Un autre médecin, Raymond Chalin de Vinario, recommande l’usage du poisson et surtout des écrevisses « parce que comme elles changent d’écailles chaque année, elles possèdent la propriété particulière de conserver la santé et la vie ». Il recommande l’usage de la topaze qui, selon lui, a non seulement la vertu de chasser, mais encore d’attirer « le venin pestilentiel » au-dehors quand elle est appliquée sur les tumeurs extérieures, et principalement sur les charbons. Vinario prétend en avoir fait l’usage plusieurs fois, notamment avec la bague du pape, dans laquelle une topaze était enchâssée !

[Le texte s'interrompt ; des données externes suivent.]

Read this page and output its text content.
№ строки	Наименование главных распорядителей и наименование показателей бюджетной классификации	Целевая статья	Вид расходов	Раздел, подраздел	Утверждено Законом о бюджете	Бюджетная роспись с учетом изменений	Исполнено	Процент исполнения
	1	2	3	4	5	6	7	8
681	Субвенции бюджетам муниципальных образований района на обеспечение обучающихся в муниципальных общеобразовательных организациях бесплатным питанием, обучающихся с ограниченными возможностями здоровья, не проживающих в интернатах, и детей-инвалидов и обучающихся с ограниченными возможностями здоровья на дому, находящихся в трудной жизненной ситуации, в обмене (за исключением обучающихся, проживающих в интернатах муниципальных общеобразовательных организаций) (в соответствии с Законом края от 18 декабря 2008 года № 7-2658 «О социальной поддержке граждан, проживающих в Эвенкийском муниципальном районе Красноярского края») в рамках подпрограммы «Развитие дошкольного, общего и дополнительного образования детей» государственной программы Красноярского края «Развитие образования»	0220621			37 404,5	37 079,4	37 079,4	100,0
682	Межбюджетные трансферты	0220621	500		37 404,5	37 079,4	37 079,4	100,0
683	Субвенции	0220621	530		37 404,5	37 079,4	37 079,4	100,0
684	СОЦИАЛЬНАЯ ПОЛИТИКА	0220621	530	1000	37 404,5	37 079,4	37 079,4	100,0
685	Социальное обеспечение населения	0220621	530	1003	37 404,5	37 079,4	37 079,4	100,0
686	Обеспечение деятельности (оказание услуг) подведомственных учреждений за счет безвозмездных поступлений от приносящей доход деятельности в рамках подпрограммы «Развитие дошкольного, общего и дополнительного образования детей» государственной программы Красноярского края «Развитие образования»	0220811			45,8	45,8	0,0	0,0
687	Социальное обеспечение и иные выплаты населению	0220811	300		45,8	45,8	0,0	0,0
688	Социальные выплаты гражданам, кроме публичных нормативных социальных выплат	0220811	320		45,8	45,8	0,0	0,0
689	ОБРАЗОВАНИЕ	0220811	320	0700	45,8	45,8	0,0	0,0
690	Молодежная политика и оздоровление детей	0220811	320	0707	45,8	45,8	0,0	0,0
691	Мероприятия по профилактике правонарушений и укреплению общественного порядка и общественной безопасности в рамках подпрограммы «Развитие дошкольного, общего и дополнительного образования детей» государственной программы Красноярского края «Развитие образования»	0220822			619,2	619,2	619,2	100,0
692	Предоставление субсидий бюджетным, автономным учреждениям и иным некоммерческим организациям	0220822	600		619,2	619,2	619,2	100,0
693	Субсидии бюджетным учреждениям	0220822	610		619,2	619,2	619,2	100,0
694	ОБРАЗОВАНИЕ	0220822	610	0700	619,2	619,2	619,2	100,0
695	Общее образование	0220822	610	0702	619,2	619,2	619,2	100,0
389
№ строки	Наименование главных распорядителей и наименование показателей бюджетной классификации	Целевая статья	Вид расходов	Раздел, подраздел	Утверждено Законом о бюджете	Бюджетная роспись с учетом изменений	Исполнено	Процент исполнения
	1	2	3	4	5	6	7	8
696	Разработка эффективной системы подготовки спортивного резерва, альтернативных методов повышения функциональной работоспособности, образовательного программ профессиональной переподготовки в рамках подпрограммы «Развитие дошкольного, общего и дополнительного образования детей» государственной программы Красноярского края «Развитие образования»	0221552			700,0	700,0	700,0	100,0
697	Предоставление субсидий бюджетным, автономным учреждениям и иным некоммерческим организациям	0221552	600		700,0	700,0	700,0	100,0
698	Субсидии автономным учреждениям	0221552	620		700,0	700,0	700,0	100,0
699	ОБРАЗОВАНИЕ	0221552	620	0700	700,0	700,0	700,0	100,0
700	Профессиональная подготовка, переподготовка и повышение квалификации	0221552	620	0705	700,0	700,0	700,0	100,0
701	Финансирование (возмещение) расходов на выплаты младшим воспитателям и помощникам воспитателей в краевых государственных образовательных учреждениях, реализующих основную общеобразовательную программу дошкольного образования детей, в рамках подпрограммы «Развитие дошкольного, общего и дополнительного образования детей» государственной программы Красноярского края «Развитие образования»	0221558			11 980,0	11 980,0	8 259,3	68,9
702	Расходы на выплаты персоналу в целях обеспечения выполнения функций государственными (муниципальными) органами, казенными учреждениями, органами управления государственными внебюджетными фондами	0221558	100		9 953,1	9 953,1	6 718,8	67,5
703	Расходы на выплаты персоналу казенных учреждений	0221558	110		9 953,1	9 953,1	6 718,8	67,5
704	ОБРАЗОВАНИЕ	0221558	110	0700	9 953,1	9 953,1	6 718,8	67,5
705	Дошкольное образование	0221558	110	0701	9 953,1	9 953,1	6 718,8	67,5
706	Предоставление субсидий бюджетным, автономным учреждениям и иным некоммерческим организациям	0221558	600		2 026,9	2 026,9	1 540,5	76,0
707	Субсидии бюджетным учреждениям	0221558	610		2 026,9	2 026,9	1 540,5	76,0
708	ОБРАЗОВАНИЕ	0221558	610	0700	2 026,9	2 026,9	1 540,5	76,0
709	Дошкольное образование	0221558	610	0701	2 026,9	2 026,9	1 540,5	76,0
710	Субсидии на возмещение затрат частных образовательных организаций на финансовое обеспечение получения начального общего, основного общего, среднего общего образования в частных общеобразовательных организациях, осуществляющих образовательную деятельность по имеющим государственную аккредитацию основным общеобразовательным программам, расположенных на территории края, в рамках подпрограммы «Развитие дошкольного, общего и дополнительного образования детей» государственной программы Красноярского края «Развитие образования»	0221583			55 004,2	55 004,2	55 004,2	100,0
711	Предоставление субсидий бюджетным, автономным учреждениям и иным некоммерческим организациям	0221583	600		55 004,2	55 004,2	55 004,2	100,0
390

Une ordonnance médicale, émanant d’un médecin du roi, envoyée en 1400 au chapitre de Thérouanne en Flandres, prescrit une série de mesures préventives contre la peste, destinées aux gens bien portants vivant pendant l’épidémie : éviter les fatigues, user d’aliments légers et de fruits, manger de l’oseille broyée et détrempée de vinaigre, assaisonner les viandes de vinaigre. Elle recommande aux jeunes gens à tempérament sanguin de se faire saigner chaque mois, aux gens gras d’utiliser de la thériaque trois fois par semaine.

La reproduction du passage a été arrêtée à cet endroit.